Forum Moderators: open

Message Too Old, No Replies

ReplazBot

         

asdkasdfadf

2:17 pm on Mar 12, 2017 (gmt 0)



UA: Mozilla/5.0 (compatible; ReplazBot/3.1; +http://www.replaz.com)
Protocol: HTTP/1.1
Robots.txt: No
Host: Changes


They have different IPs and servers.

keyplyr

2:40 pm on Mar 12, 2017 (gmt 0)

WebmasterWorld Senior Member 10+ Year Member Top Contributors Of The Month



replaz.com appears to be a Turkish search engine

Host: sadecehosting.com (equinix)
Servers: digitalocean.com
198.211.96.0 - 198.211.127.255
198.211.96.0/19

jonasjacek

9:46 pm on Mar 16, 2017 (gmt 0)

5+ Year Member



It may look like a search engine but it does not work. Worse: They use spam techniques to get their SERPs into other search engines. The HTML is awful.
For now I don't see any potential here. Blocked.

lucy24

1:10 am on Mar 17, 2017 (gmt 0)

WebmasterWorld Senior Member 10+ Year Member Top Contributors Of The Month



I don't care who they are--whether spam factory or legitimate search engine--if they don't ask for robots.txt they can't come in.

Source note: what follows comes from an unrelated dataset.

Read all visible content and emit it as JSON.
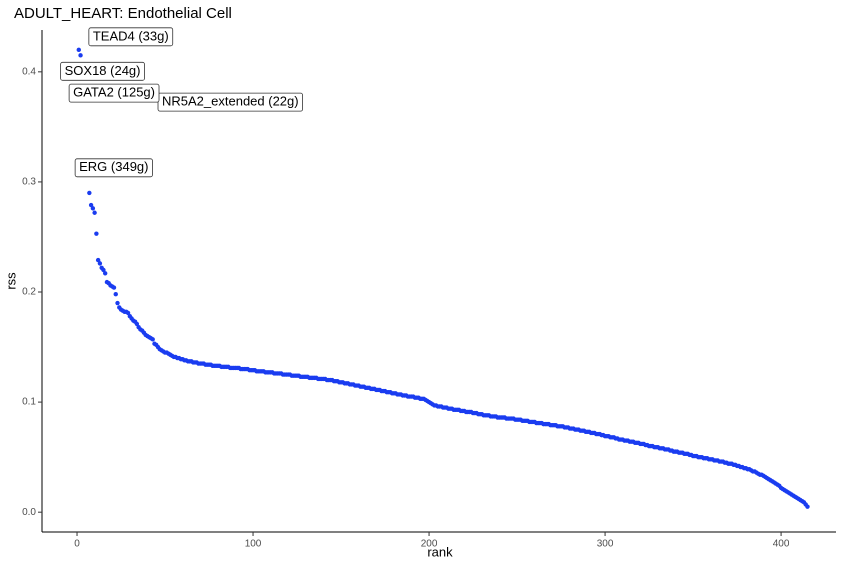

In any case, I gotta say the page does not look like a legitimate search engine worthy of the user's respect.

keyplyr

2:40 am on Mar 17, 2017 (gmt 0)

WebmasterWorld Senior Member 10+ Year Member Top Contributors Of The Month



I would think that webmasters active in these forums would block server farms anyway. digitalocean.com would be high on the list.

if they don't ask for robots.txt they can't come in
That used to be the standard test whether a bot is legit or not. However with the introduction of Social Media & interest based marketing, that dynamic has changed.

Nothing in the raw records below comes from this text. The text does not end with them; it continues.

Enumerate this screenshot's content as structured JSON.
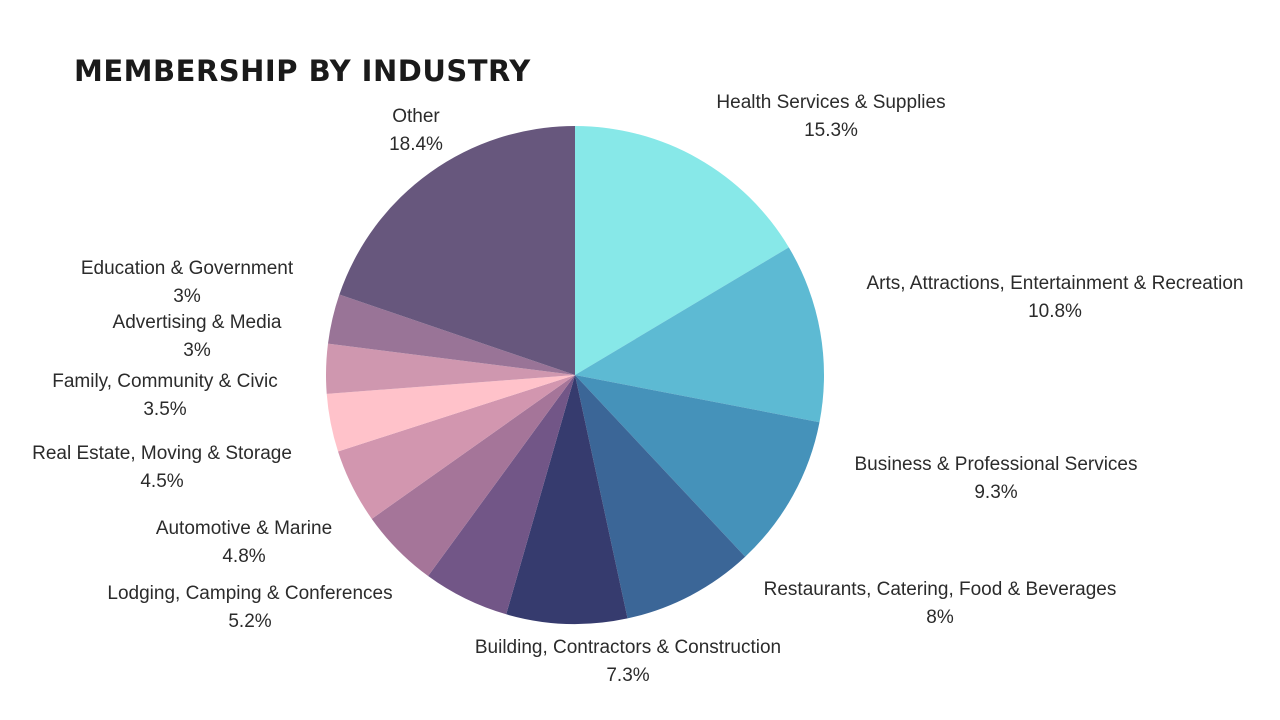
{
  "chart_data": {
    "type": "pie",
    "title": "MEMBERSHIP BY INDUSTRY",
    "slices": [
      {
        "label": "Health Services & Supplies",
        "value": 15.3,
        "display": "15.3%",
        "color": "#87E8E8"
      },
      {
        "label": "Arts, Attractions, Entertainment & Recreation",
        "value": 10.8,
        "display": "10.8%",
        "color": "#5DBAD3"
      },
      {
        "label": "Business & Professional Services",
        "value": 9.3,
        "display": "9.3%",
        "color": "#4592BA"
      },
      {
        "label": "Restaurants, Catering, Food & Beverages",
        "value": 8,
        "display": "8%",
        "color": "#3B6697"
      },
      {
        "label": "Building, Contractors & Construction",
        "value": 7.3,
        "display": "7.3%",
        "color": "#363B6E"
      },
      {
        "label": "Lodging, Camping & Conferences",
        "value": 5.2,
        "display": "5.2%",
        "color": "#725687"
      },
      {
        "label": "Automotive & Marine",
        "value": 4.8,
        "display": "4.8%",
        "color": "#A57599"
      },
      {
        "label": "Real Estate, Moving & Storage",
        "value": 4.5,
        "display": "4.5%",
        "color": "#D296AF"
      },
      {
        "label": "Family, Community & Civic",
        "value": 3.5,
        "display": "3.5%",
        "color": "#FFC2CA"
      },
      {
        "label": "Advertising & Media",
        "value": 3,
        "display": "3%",
        "color": "#CF97AF"
      },
      {
        "label": "Education & Government",
        "value": 3,
        "display": "3%",
        "color": "#997497"
      },
      {
        "label": "Other",
        "value": 18.4,
        "display": "18.4%",
        "color": "#67577D"
      }
    ],
    "legend": "none"
  }
}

I allow a lot of agents that do not request robots.txt. Yes, in a perfect world I would hope every agent request/obey the robots.txt standard but that just isn't so.

lucy24

4:32 am on Mar 17, 2017 (gmt 0)

WebmasterWorld Senior Member 10+ Year Member Top Contributors Of The Month



Generally when someone doesn't ask for robots.txt--facebook being the obvious example--there's some reason. "We're not just crawling, we came here because of some human action" type of thing. You can then choose whether to consider that a valid reason. But this one's a robot, plain and simple.

:: detour to check something ::

Yes, I do have a hole poked for facebookexternalhit (one header missing) and also for visionutils. Although, come to think of it, I don't really need to in the latter case because that UA only requests images, which are subject to their own hole-poking.

keyplyr

5:06 am on Mar 17, 2017 (gmt 0)

WebmasterWorld Senior Member 10+ Year Member Top Contributors Of The Month



Bots are generally divided into 2 categories: spiders and validators/retrievers. Validators & retrievers have never seen themselves as required to support robots.txt.

Of the spiders, there can also be 2 categories: vertical and linear. The vertical bots, those that get their targets from a list, also have never seen a need to support robots.txt.

Only the linear bots (spiders/crawlers) that follow one link to another, have volunteered to support robots.txt... and only those who care about being reputable.

lucy24

8:23 pm on Mar 17, 2017 (gmt 0)

WebmasterWorld Senior Member 10+ Year Member Top Contributors Of The Month



Validators & retrievers have never seen themselves as required to support robots.txt.
Except the w3 family of validators, who are scrupulous about the robots.txt thing. (At least the link checker; that's the only one that has to visit live sites.) The twitterbot is also scrupulous about robots.txt. Partly for this reason, it is the only robot permitted to visit my test site.

The vertical bots, those that get their targets from a list, also have never seen a need to support robots.txt.
I've got one area that is visited by a slew of RSS-following robots every time something new gets added to a curated directory. The Great Divide is between the ones that ask for robots.txt and the ones that don't. If they don't ask for robots.txt, and the UA string offers no way to get information about who they are and why they're visiting, why the ### should I let them in?